Avon kozmetik pazarında önemli bir yere sahip. Sabit bir ofiste çalışmayanlara veya ev hanımlarına da çalışma olanağı sağlıyor. Bu konuda bilgi verir misiniz?

Avon, kozmetik pazarının lideri. Özellikle parfüm, makyaj ve cilt bakımda önemli pazar payına sahip.

Kozmetik ürünlerinin satış kanallarına baktığımızda, doğrudan satış sektörünün Türkiye’de hızla büyüyen bir sektör olduğunu söyleyebiliriz. Doğrudan satış, bire bir ilişkiye dayalı bir sistem. Kadınların birbirleriyle daha yakın ilişki kurduğu gelişmekte olan ülkelerin çoğunda; bu sistem sayesinde kadınlar evlerinin rahatlığında alışveriş etme imkanı buluyor.

Yapılan araştırmaklara göre,dünyada milyonlarca müşteri için doğrudan satış yoluyla alışveriş etmek her geçen gün daha da cazip hale geliyor. Bunun en büyük nedeni ise şöyle açıklanıyor: “Tüketiciler, ürünler hakkında detaylı bilgiye sahip satış temsilcileri ile bire bir kişisel ilişki kurarak alışveriş yapmaktan zevk alıyorlar. Diğer alışveriş mecralarında kolay kolay rastlayamayacakları hizmet kalitesine, ürün alternatifine ve sosyal iletişime, doğrudan satış sistemi ile çok rahat sahip olabiliyorlar.” Doğrudan satış sektörü içindeki satış temsilcilerinin profiline baktığımızda, çoğunluğun kadınlardan oluştuğunu görüyoruz. Yaş ortalaması çoğunlukla 25-49 arasında. Özellikle zamanının büyük çoğunluğunu evde geçiren kadınlarımız için ekonomik bağımsızlık ve sosyalleşme imkanı sağlaması, doğrudan satışı bayanlar arasında cazip kılıyor.

Yoğun bir eğitim programından geçirilen bağımsız satış temsilcileri; ürünleri, evlerinde, iş yerlerinde veya sosyal çevrelerde tanıtarak müşterilerine ulaştırıyorlar.

Gençlere pazarlama alanında önerileriniz var mı?

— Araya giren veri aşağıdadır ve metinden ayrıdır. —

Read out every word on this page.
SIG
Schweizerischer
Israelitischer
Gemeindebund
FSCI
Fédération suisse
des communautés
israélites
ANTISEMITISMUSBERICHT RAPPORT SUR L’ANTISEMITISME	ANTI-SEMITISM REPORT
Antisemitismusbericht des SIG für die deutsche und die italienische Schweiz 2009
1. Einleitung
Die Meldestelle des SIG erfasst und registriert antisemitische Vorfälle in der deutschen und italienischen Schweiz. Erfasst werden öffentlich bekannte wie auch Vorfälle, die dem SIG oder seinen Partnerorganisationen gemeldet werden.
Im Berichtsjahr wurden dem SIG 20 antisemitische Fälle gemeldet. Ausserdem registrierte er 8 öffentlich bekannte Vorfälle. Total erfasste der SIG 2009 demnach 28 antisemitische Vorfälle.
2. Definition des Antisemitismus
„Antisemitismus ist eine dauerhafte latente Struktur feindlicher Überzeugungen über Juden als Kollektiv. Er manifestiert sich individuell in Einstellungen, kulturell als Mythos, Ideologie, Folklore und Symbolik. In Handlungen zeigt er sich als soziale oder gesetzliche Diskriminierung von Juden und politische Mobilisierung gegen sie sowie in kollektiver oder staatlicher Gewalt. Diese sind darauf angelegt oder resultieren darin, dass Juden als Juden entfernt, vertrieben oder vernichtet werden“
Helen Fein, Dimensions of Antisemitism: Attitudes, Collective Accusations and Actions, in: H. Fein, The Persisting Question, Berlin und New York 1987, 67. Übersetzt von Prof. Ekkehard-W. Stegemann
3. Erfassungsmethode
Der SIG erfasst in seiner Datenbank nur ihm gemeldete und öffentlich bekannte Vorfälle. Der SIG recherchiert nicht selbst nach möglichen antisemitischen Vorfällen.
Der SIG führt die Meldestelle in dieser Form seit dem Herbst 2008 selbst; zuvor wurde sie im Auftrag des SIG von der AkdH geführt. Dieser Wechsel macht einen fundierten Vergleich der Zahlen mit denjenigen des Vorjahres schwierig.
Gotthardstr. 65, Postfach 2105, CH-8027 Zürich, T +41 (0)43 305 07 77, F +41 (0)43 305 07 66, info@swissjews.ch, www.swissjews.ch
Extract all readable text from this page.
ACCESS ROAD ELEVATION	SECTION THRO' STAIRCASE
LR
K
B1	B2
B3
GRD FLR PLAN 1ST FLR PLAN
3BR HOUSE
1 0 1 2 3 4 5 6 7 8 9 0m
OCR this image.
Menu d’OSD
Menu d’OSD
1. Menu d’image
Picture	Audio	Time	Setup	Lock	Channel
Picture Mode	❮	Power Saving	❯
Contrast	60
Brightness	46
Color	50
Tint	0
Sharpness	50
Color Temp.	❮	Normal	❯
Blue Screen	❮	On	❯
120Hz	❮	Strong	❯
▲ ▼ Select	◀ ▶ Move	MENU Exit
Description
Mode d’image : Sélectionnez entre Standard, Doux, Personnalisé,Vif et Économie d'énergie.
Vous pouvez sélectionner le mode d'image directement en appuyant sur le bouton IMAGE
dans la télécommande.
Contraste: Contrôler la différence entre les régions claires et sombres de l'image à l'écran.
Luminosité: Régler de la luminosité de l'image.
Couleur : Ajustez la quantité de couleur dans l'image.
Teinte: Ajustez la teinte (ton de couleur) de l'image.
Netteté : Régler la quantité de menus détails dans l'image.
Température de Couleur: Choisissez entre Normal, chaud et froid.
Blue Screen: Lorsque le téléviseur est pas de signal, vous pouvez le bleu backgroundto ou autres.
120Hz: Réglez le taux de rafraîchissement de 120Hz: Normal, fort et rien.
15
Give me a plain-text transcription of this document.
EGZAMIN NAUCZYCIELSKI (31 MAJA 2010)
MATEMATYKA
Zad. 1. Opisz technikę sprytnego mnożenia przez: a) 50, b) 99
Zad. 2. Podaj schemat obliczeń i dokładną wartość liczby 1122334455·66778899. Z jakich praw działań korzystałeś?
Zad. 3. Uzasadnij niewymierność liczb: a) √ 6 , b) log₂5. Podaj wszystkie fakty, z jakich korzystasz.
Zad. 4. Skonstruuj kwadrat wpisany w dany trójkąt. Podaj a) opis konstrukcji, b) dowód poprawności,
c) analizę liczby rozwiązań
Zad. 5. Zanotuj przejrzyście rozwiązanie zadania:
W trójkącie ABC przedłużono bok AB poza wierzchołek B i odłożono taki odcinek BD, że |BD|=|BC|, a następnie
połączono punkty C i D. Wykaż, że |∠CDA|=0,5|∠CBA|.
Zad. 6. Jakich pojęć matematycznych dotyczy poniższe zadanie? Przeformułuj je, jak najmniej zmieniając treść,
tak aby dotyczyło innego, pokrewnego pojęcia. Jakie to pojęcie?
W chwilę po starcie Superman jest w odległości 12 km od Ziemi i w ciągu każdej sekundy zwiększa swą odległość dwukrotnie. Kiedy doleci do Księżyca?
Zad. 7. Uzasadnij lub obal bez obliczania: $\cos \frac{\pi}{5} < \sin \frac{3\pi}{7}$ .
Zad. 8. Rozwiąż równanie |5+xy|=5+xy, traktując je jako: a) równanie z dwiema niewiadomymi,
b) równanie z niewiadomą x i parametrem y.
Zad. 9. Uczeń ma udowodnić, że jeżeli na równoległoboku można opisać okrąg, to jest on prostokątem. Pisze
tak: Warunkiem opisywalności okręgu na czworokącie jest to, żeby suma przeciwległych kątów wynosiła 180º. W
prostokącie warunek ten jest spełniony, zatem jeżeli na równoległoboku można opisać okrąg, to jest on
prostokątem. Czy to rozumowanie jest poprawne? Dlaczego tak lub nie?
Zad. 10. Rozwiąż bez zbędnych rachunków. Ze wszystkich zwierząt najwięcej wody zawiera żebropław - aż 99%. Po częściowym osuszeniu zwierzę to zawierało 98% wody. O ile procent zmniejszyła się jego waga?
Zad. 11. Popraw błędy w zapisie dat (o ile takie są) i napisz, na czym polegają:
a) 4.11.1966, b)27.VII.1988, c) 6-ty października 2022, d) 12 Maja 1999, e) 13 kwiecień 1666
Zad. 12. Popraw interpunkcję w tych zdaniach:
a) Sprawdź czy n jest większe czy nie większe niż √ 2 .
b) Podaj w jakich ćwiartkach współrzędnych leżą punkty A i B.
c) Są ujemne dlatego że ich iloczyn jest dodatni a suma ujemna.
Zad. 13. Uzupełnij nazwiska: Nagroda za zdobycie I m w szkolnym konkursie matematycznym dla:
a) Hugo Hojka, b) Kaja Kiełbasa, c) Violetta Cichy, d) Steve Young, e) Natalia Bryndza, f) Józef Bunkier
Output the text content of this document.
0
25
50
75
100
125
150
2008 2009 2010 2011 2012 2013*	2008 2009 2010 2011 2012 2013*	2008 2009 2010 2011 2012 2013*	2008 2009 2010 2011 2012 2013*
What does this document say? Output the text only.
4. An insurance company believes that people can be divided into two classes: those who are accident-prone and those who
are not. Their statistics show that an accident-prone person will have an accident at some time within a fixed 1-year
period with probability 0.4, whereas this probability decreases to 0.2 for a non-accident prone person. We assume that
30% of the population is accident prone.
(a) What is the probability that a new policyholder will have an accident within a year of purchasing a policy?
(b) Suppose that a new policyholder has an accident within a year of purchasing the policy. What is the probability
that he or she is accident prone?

Pazarlamaya giriş yapacak olan genç meslektaşlarıma tavsiyem; dünya görüşlerini en yukarıda tutmaları, küresel ekonomileri yakından izlemeleri, en başta da, kendi ülkemizdeki tüketici profillerini; özellikle de %65'in üzerini kapsayan 20-35 yaş arası kuşağın tüketim eğilimlerini yakından izlemeleri olacaktır.

Bu arada söylemeden geçemeyeceğim, her ne kadar ‘pazarlama’ yeni mezunların birçoğunun tercihi gibi gözükse de, satış, insan kaynakları, finans gibi başka fonksiyonlarda da çok cazip bir kariyer izlemeleri mümkün.